The Canadian government is a key actor in the international finance scene. It is one of very few governments to be represented on:

  • The Group of Eight (G8) and Group of 20 (G20), where the leaders of these countries discuss key global development and finance issues, and at international bodies such as the United Nations, where they discuss issues related to human rights and financing for development;
  • The Paris Club of creditor nations, where discussions relating to bi-lateral debt take place;
  • The Organization for Economic Cooperation and Development (OECD), where discussions take place on overseas development assistance (ODA or aid), matters related to export credit agencies and corporate accountability. ECAs support a number of questionable projects;
  • All the Boards of the World Bank Group (WBG) as an Executive Director, where international development issues are discussed and coordinated;
  • The Board for the International Monetary Fund (IMF), which reviews countries' economic policies and lends money to developing countries facing financial or debt crises.
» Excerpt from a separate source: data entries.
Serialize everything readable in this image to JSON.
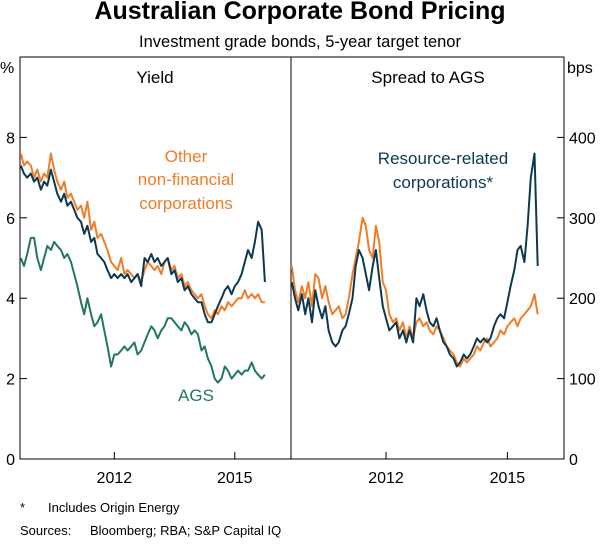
{
  "title": "Australian Corporate Bond Pricing",
  "subtitle": "Investment grade bonds, 5-year target tenor",
  "colors": {
    "orange": "#f07d28",
    "navy": "#0c3950",
    "green": "#217a55",
    "axis": "#000000"
  },
  "footnotes": {
    "star": "*",
    "star_text": "Includes Origin Energy",
    "sources_label": "Sources:",
    "sources_text": "Bloomberg; RBA; S&P Capital IQ"
  },
  "chart_data": [
    {
      "type": "line",
      "panel": "left",
      "title": "Yield",
      "ylabel": "%",
      "ylim": [
        0,
        10
      ],
      "yticks": [
        0,
        2,
        4,
        6,
        8
      ],
      "xlim": [
        2009.65,
        2016.4
      ],
      "xticks": [
        2012,
        2015
      ],
      "xtick_labels": [
        "2012",
        "2015"
      ],
      "annotations": [
        {
          "text": "Other",
          "series": "Other non-financial corporations"
        },
        {
          "text": "non-financial",
          "series": "Other non-financial corporations"
        },
        {
          "text": "corporations",
          "series": "Other non-financial corporations"
        },
        {
          "text": "AGS",
          "series": "AGS"
        }
      ],
      "series": [
        {
          "name": "Other non-financial corporations",
          "color": "orange",
          "x": [
            2009.67,
            2009.75,
            2009.83,
            2009.92,
            2010.0,
            2010.08,
            2010.17,
            2010.25,
            2010.33,
            2010.42,
            2010.5,
            2010.58,
            2010.67,
            2010.75,
            2010.83,
            2010.92,
            2011.0,
            2011.08,
            2011.17,
            2011.25,
            2011.33,
            2011.42,
            2011.5,
            2011.58,
            2011.67,
            2011.75,
            2011.83,
            2011.92,
            2012.0,
            2012.08,
            2012.17,
            2012.25,
            2012.33,
            2012.42,
            2012.5,
            2012.58,
            2012.67,
            2012.75,
            2012.83,
            2012.92,
            2013.0,
            2013.08,
            2013.17,
            2013.25,
            2013.33,
            2013.42,
            2013.5,
            2013.58,
            2013.67,
            2013.75,
            2013.83,
            2013.92,
            2014.0,
            2014.08,
            2014.17,
            2014.25,
            2014.33,
            2014.42,
            2014.5,
            2014.58,
            2014.67,
            2014.75,
            2014.83,
            2014.92,
            2015.0,
            2015.08,
            2015.17,
            2015.25,
            2015.33,
            2015.42,
            2015.5,
            2015.58,
            2015.67,
            2015.75
          ],
          "values": [
            7.6,
            7.3,
            7.4,
            7.3,
            7.0,
            7.2,
            6.9,
            7.1,
            7.0,
            7.6,
            7.2,
            6.9,
            6.7,
            6.9,
            6.5,
            6.6,
            6.4,
            6.2,
            6.3,
            6.0,
            6.4,
            5.7,
            5.9,
            5.5,
            5.6,
            5.4,
            5.2,
            4.9,
            4.8,
            4.7,
            5.0,
            4.6,
            4.7,
            4.6,
            4.5,
            4.6,
            4.4,
            4.7,
            4.9,
            4.8,
            4.7,
            4.8,
            4.6,
            4.9,
            5.0,
            4.7,
            4.8,
            4.5,
            4.6,
            4.3,
            4.4,
            4.2,
            4.1,
            4.0,
            4.1,
            3.8,
            3.6,
            3.5,
            3.7,
            3.6,
            3.8,
            3.7,
            3.9,
            3.8,
            3.9,
            4.0,
            4.0,
            4.2,
            4.0,
            4.1,
            4.0,
            4.1,
            3.9,
            3.9
          ]
        },
        {
          "name": "Resource-related corporations",
          "color": "navy",
          "x": [
            2009.67,
            2009.75,
            2009.83,
            2009.92,
            2010.0,
            2010.08,
            2010.17,
            2010.25,
            2010.33,
            2010.42,
            2010.5,
            2010.58,
            2010.67,
            2010.75,
            2010.83,
            2010.92,
            2011.0,
            2011.08,
            2011.17,
            2011.25,
            2011.33,
            2011.42,
            2011.5,
            2011.58,
            2011.67,
            2011.75,
            2011.83,
            2011.92,
            2012.0,
            2012.08,
            2012.17,
            2012.25,
            2012.33,
            2012.42,
            2012.5,
            2012.58,
            2012.67,
            2012.75,
            2012.83,
            2012.92,
            2013.0,
            2013.08,
            2013.17,
            2013.25,
            2013.33,
            2013.42,
            2013.5,
            2013.58,
            2013.67,
            2013.75,
            2013.83,
            2013.92,
            2014.0,
            2014.08,
            2014.17,
            2014.25,
            2014.33,
            2014.42,
            2014.5,
            2014.58,
            2014.67,
            2014.75,
            2014.83,
            2014.92,
            2015.0,
            2015.08,
            2015.17,
            2015.25,
            2015.33,
            2015.42,
            2015.5,
            2015.58,
            2015.67,
            2015.75
          ],
          "values": [
            7.3,
            7.1,
            7.0,
            7.1,
            6.9,
            7.0,
            6.7,
            6.9,
            6.8,
            7.2,
            6.9,
            6.6,
            6.4,
            6.6,
            6.3,
            6.4,
            6.2,
            6.0,
            5.9,
            5.6,
            5.8,
            5.4,
            5.5,
            5.1,
            5.0,
            4.9,
            4.7,
            4.5,
            4.6,
            4.5,
            4.6,
            4.5,
            4.6,
            4.4,
            4.5,
            4.6,
            4.3,
            5.0,
            4.9,
            5.1,
            4.9,
            5.0,
            4.8,
            4.9,
            5.0,
            4.6,
            4.7,
            4.4,
            4.5,
            4.2,
            4.3,
            4.1,
            4.0,
            3.9,
            3.9,
            3.6,
            3.4,
            3.4,
            3.6,
            3.8,
            4.0,
            4.2,
            4.3,
            4.1,
            4.3,
            4.4,
            4.6,
            4.9,
            5.2,
            5.0,
            5.4,
            5.9,
            5.7,
            4.4
          ]
        },
        {
          "name": "AGS",
          "color": "green",
          "x": [
            2009.67,
            2009.75,
            2009.83,
            2009.92,
            2010.0,
            2010.08,
            2010.17,
            2010.25,
            2010.33,
            2010.42,
            2010.5,
            2010.58,
            2010.67,
            2010.75,
            2010.83,
            2010.92,
            2011.0,
            2011.08,
            2011.17,
            2011.25,
            2011.33,
            2011.42,
            2011.5,
            2011.58,
            2011.67,
            2011.75,
            2011.83,
            2011.92,
            2012.0,
            2012.08,
            2012.17,
            2012.25,
            2012.33,
            2012.42,
            2012.5,
            2012.58,
            2012.67,
            2012.75,
            2012.83,
            2012.92,
            2013.0,
            2013.08,
            2013.17,
            2013.25,
            2013.33,
            2013.42,
            2013.5,
            2013.58,
            2013.67,
            2013.75,
            2013.83,
            2013.92,
            2014.0,
            2014.08,
            2014.17,
            2014.25,
            2014.33,
            2014.42,
            2014.5,
            2014.58,
            2014.67,
            2014.75,
            2014.83,
            2014.92,
            2015.0,
            2015.08,
            2015.17,
            2015.25,
            2015.33,
            2015.42,
            2015.5,
            2015.58,
            2015.67,
            2015.75
          ],
          "values": [
            5.0,
            4.8,
            5.1,
            5.5,
            5.5,
            5.0,
            4.7,
            5.0,
            5.3,
            5.2,
            5.4,
            5.3,
            5.2,
            5.0,
            5.1,
            4.9,
            4.6,
            4.3,
            3.9,
            3.6,
            4.0,
            3.6,
            3.3,
            3.4,
            3.6,
            3.2,
            2.8,
            2.3,
            2.6,
            2.6,
            2.7,
            2.8,
            2.7,
            2.8,
            2.9,
            2.6,
            2.7,
            2.9,
            3.1,
            3.3,
            3.2,
            3.0,
            3.2,
            3.3,
            3.5,
            3.5,
            3.4,
            3.3,
            3.2,
            3.4,
            3.3,
            3.1,
            3.2,
            3.1,
            2.7,
            2.8,
            2.5,
            2.3,
            2.0,
            1.9,
            2.0,
            2.3,
            2.2,
            2.0,
            2.1,
            2.2,
            2.1,
            2.2,
            2.2,
            2.4,
            2.2,
            2.1,
            2.0,
            2.1
          ]
        }
      ]
    },
    {
      "type": "line",
      "panel": "right",
      "title": "Spread to AGS",
      "ylabel": "bps",
      "ylim": [
        0,
        500
      ],
      "yticks": [
        0,
        100,
        200,
        300,
        400
      ],
      "xlim": [
        2009.65,
        2016.4
      ],
      "xticks": [
        2012,
        2015
      ],
      "xtick_labels": [
        "2012",
        "2015"
      ],
      "annotations": [
        {
          "text": "Resource-related",
          "series": "Resource-related corporations"
        },
        {
          "text": "corporations*",
          "series": "Resource-related corporations"
        }
      ],
      "series": [
        {
          "name": "Other non-financial corporations",
          "color": "orange",
          "x": [
            2009.67,
            2009.75,
            2009.83,
            2009.92,
            2010.0,
            2010.08,
            2010.17,
            2010.25,
            2010.33,
            2010.42,
            2010.5,
            2010.58,
            2010.67,
            2010.75,
            2010.83,
            2010.92,
            2011.0,
            2011.08,
            2011.17,
            2011.25,
            2011.33,
            2011.42,
            2011.5,
            2011.58,
            2011.67,
            2011.75,
            2011.83,
            2011.92,
            2012.0,
            2012.08,
            2012.17,
            2012.25,
            2012.33,
            2012.42,
            2012.5,
            2012.58,
            2012.67,
            2012.75,
            2012.83,
            2012.92,
            2013.0,
            2013.08,
            2013.17,
            2013.25,
            2013.33,
            2013.42,
            2013.5,
            2013.58,
            2013.67,
            2013.75,
            2013.83,
            2013.92,
            2014.0,
            2014.08,
            2014.17,
            2014.25,
            2014.33,
            2014.42,
            2014.5,
            2014.58,
            2014.67,
            2014.75,
            2014.83,
            2014.92,
            2015.0,
            2015.08,
            2015.17,
            2015.25,
            2015.33,
            2015.42,
            2015.5,
            2015.58,
            2015.67,
            2015.75
          ],
          "values": [
            240,
            210,
            195,
            215,
            200,
            220,
            190,
            230,
            225,
            200,
            215,
            195,
            180,
            185,
            190,
            175,
            180,
            200,
            230,
            250,
            270,
            300,
            290,
            260,
            250,
            290,
            270,
            220,
            210,
            180,
            170,
            175,
            160,
            170,
            150,
            165,
            150,
            170,
            175,
            165,
            170,
            160,
            155,
            165,
            160,
            150,
            140,
            135,
            130,
            120,
            115,
            125,
            120,
            125,
            130,
            140,
            135,
            145,
            150,
            140,
            145,
            150,
            160,
            155,
            165,
            170,
            175,
            165,
            175,
            180,
            185,
            190,
            205,
            180
          ]
        },
        {
          "name": "Resource-related corporations",
          "color": "navy",
          "x": [
            2009.67,
            2009.75,
            2009.83,
            2009.92,
            2010.0,
            2010.08,
            2010.17,
            2010.25,
            2010.33,
            2010.42,
            2010.5,
            2010.58,
            2010.67,
            2010.75,
            2010.83,
            2010.92,
            2011.0,
            2011.08,
            2011.17,
            2011.25,
            2011.33,
            2011.42,
            2011.5,
            2011.58,
            2011.67,
            2011.75,
            2011.83,
            2011.92,
            2012.0,
            2012.08,
            2012.17,
            2012.25,
            2012.33,
            2012.42,
            2012.5,
            2012.58,
            2012.67,
            2012.75,
            2012.83,
            2012.92,
            2013.0,
            2013.08,
            2013.17,
            2013.25,
            2013.33,
            2013.42,
            2013.5,
            2013.58,
            2013.67,
            2013.75,
            2013.83,
            2013.92,
            2014.0,
            2014.08,
            2014.17,
            2014.25,
            2014.33,
            2014.42,
            2014.5,
            2014.58,
            2014.67,
            2014.75,
            2014.83,
            2014.92,
            2015.0,
            2015.08,
            2015.17,
            2015.25,
            2015.33,
            2015.42,
            2015.5,
            2015.58,
            2015.67,
            2015.75
          ],
          "values": [
            220,
            200,
            185,
            205,
            180,
            200,
            170,
            210,
            190,
            175,
            190,
            160,
            145,
            140,
            145,
            160,
            165,
            180,
            200,
            240,
            260,
            250,
            230,
            210,
            240,
            260,
            225,
            190,
            175,
            160,
            165,
            170,
            150,
            160,
            145,
            160,
            145,
            200,
            190,
            205,
            185,
            170,
            165,
            175,
            160,
            145,
            140,
            130,
            125,
            115,
            120,
            130,
            125,
            130,
            140,
            150,
            145,
            150,
            145,
            150,
            165,
            175,
            180,
            175,
            195,
            215,
            235,
            260,
            265,
            245,
            290,
            350,
            380,
            240
          ]
        }
      ]
    }
  ]
}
IMF support is conditioned on countries implementing a large number of policies to "structurally adjust" their economies;
  • All the Board of Governors of the Regional Development Banks (Asian Development Bank, African Development Bank and the European Bank for Reconstruction and Development) directly, or Regional Development Banks (RDBs).

Canada is a key player among these institutions and, when pushed, can play an important role in advocating for greater transparency and accountability through their institutional reform.